In my previous post “Why My Man Does Not Get It Already!” I talked about how my man made a big deal about losing his 2 balls!
Even though I felt a bit uncomfortable revealing a little bit of my personal relationship to the world, I decided to continue in hopes it will help you in your relationships…
My man is out golfing again today and I’m here at home doing those chores that really need to be taken care of.
Just before my man left the house to go golfing with his friends he told me that those dirty dishes and the lawn better be mowed before he gets back home.
I can already envision that he will have a stressful day golfing and perhaps he will lose 2 more of his balls. Heavens forbid!
I do not mind doing all those chores but when he treats me like his “slave” rather than someone he cares about or someone he truly values as a person then this is when I start to resent him.

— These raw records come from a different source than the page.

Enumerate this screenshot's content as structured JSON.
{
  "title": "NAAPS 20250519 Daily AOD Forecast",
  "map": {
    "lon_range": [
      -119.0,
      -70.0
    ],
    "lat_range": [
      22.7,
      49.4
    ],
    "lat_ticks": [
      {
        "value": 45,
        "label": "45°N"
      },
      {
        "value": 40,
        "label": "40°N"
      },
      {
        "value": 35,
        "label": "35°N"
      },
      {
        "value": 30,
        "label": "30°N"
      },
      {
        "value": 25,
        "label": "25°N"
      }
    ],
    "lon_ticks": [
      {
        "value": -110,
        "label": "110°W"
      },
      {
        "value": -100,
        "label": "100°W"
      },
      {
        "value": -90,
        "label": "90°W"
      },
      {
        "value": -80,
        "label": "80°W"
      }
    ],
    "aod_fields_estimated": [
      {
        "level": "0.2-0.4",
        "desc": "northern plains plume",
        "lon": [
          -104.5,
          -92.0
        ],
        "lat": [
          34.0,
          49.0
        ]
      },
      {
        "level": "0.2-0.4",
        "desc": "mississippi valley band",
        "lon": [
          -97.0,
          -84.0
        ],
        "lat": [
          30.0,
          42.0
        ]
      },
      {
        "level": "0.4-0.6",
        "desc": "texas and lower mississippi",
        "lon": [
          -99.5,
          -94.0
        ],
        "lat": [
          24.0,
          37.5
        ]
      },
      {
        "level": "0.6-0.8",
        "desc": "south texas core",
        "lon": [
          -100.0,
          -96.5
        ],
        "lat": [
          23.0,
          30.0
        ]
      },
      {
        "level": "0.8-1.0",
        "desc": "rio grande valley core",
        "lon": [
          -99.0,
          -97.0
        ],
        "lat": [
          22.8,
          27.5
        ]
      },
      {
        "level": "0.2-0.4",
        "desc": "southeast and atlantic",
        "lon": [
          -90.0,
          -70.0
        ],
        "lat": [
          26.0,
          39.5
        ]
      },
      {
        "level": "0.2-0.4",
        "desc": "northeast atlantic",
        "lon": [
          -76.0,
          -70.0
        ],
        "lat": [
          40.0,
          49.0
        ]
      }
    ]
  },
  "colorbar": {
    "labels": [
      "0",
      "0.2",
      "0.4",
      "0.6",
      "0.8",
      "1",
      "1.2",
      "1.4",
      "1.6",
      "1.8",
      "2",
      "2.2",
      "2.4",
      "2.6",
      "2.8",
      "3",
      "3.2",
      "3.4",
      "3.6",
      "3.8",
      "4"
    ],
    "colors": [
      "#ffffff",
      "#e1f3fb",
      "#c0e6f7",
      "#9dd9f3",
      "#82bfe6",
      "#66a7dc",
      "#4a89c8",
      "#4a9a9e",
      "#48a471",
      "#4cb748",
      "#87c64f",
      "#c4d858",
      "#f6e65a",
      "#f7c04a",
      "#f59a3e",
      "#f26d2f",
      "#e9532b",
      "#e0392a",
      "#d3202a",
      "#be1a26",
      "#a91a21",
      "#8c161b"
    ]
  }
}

My man really doesn’t understand that all I need is to be loved, valued and appreciated in all that I do for him and for us.
I never complain and perhaps because of this he takes everything for granted.
He thinks that everything is just fine in our relationship and every time when he comes home he thinks about other things – like in how he lost his balls and how stressed he was on his poorly played golf game and all the while ignoring my feelings.
He even complains on how poorly I do the chores as they are not to his standards.
Why is this so much more important to him? Why is that more important than I am to him?
My man doesn’t communicate our frustrations and problems in our relationship and only if he would realize how important this is then I think he would at least try to talk with me.
Am I asking for too much to have my man to simply identify and acknowledge my feelings?
My man is forgetting how special and wonderful it makes him feel when I appreciated him and when I think of him every moment of the day.
If he will just listen to my needs then I will feel like I’m important to him and in turn I will be grateful and even cook a delicious dinner just for him, over and above my daily duties.
I will even go out of my way to help him look for his lost balls.
Please, all I ask from him is just simply acknowledge and appreciate my feelings and in doing so I would feel like I’m loved and at the end of the day we both will be happy.
I hope my man will read this for the sake of our WellBeing – if not, perhaps I will have a talk with him when he returns back home from his stressful day at the golf course!